Putin Is At It Again With The Brass Neck Claims About A 'Just' World Order

The Russian president is not famous for being "just" on the world stage.
Russian President Vladimir Putin attends the meeting with BRICS and BRICS Plus High-Level Security Officials in St. Petersburg, Russia.
Russian President Vladimir Putin attends the meeting with BRICS and BRICS Plus High-Level Security Officials in St. Petersburg, Russia.
via Associated Press

Vladimir Putin has just suggested Russia will help to uphold a “just and democratic” world with China in his latest set of bewildering comments.

The Russian president was speaking to China’s visiting foreign minister Wang Yi during a visit to St Petersburg on Thursday when he started waxing lyrical about how the two countries would work together.

According to TASS, the Russian news agency, Putin said: “Russia and China jointly uphold the principles of a just and democratic world order based on international law, sovereignty and equality.”

Russia invaded Ukraine in February 2022, in what has widely been described as a land grab.

Moscow has illegally annexed 18% of the European country and coerced many Ukrainians in those occupied areas to vote in the Russian presidential election.

To make matters worse, Putin eliminated any feasible competition, meaning his victory was no surprise – and he’s been in power, almost continuously, for 25 years.

Russia does like to maintain the illusion of being “just”, though.

The Kremlin has repeatedly claimed to be a democratic state, even declaring in March that Russia’s democracy is “the best in the world”.

Although the Ukraine war has left Putin rather isolated on the world stage, there are still a handful of countries on good terms with Moscow.

Some of the president’s remaining allies will be attending the BRICS summit next month.

Set up in 2006, BRICS – Brazil, Russia, India, China, South Africa, Iran, Egypt, Ethiopia and the United Arab Emirates – is an intergovernmental organisation, which Putin last year praised as a counterbalance to the US’s dominance.

The Russian president could not go in person in 2023, embarrassingly, because of the international arrest warrant out for him, but this year the summit will be in Russia.

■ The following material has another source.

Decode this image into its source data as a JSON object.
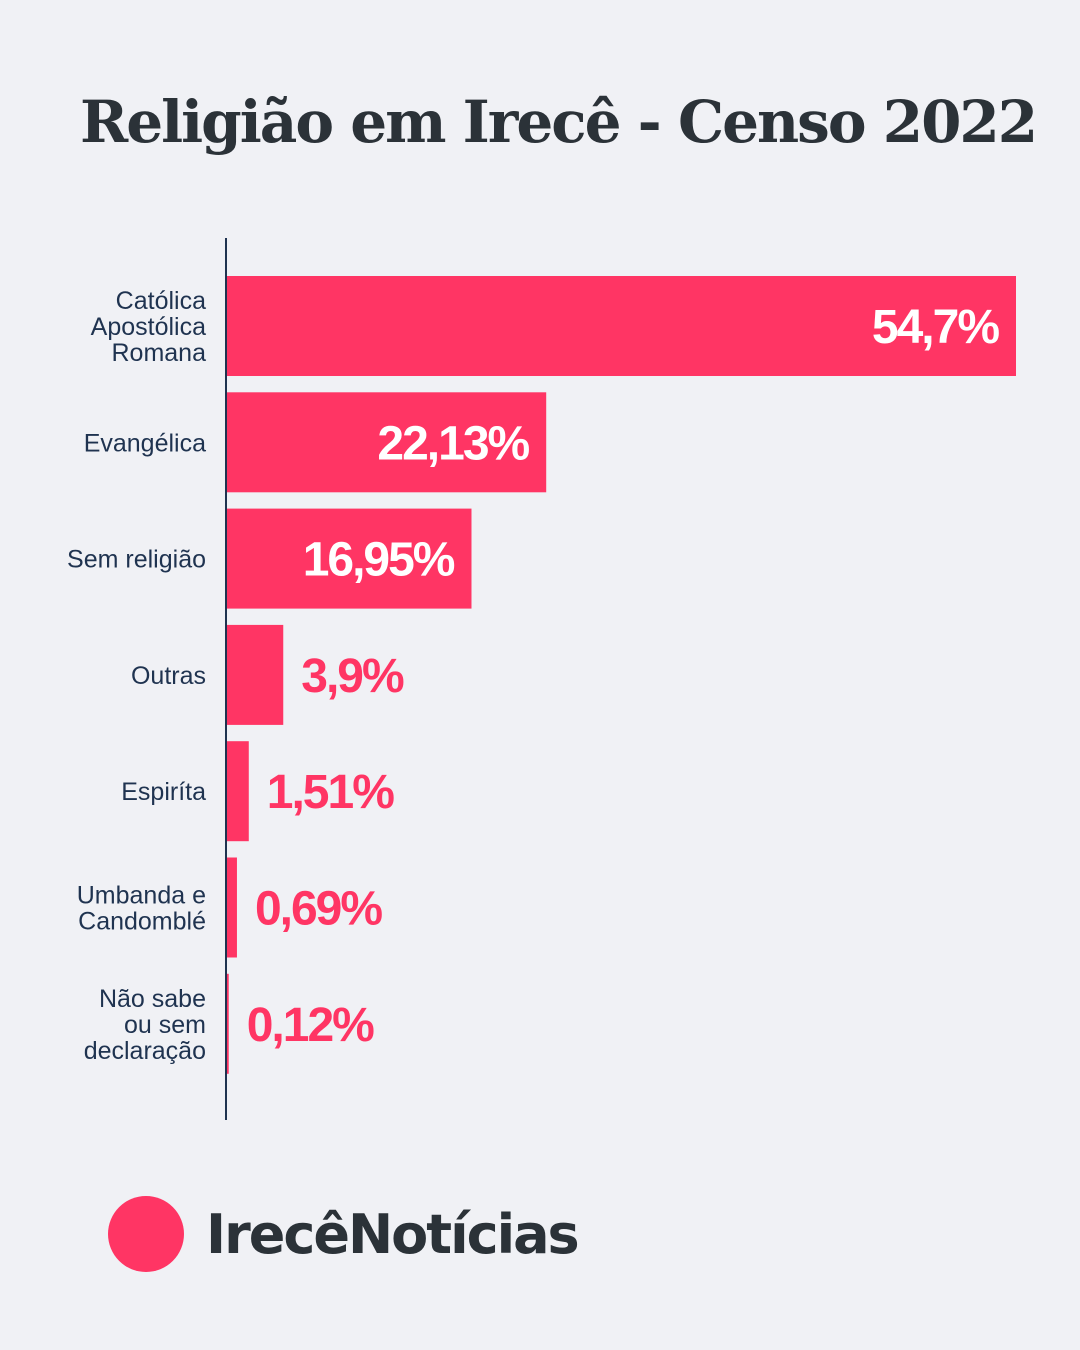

Excitedly promoting the event, Putin said: “Many countries share our approaches to the world order.

“They are eager to become members of our organisation and to cooperate with it.

“We will do everything to prepare relevant decisions on the basis of consensus, customary in our relations.”

Putin has previously vowed to introduce “more democracy and stability” to the world but is still refusing to hold any kind of peace talks with Ukraine and repeatedly issuing nuclear threats to the West.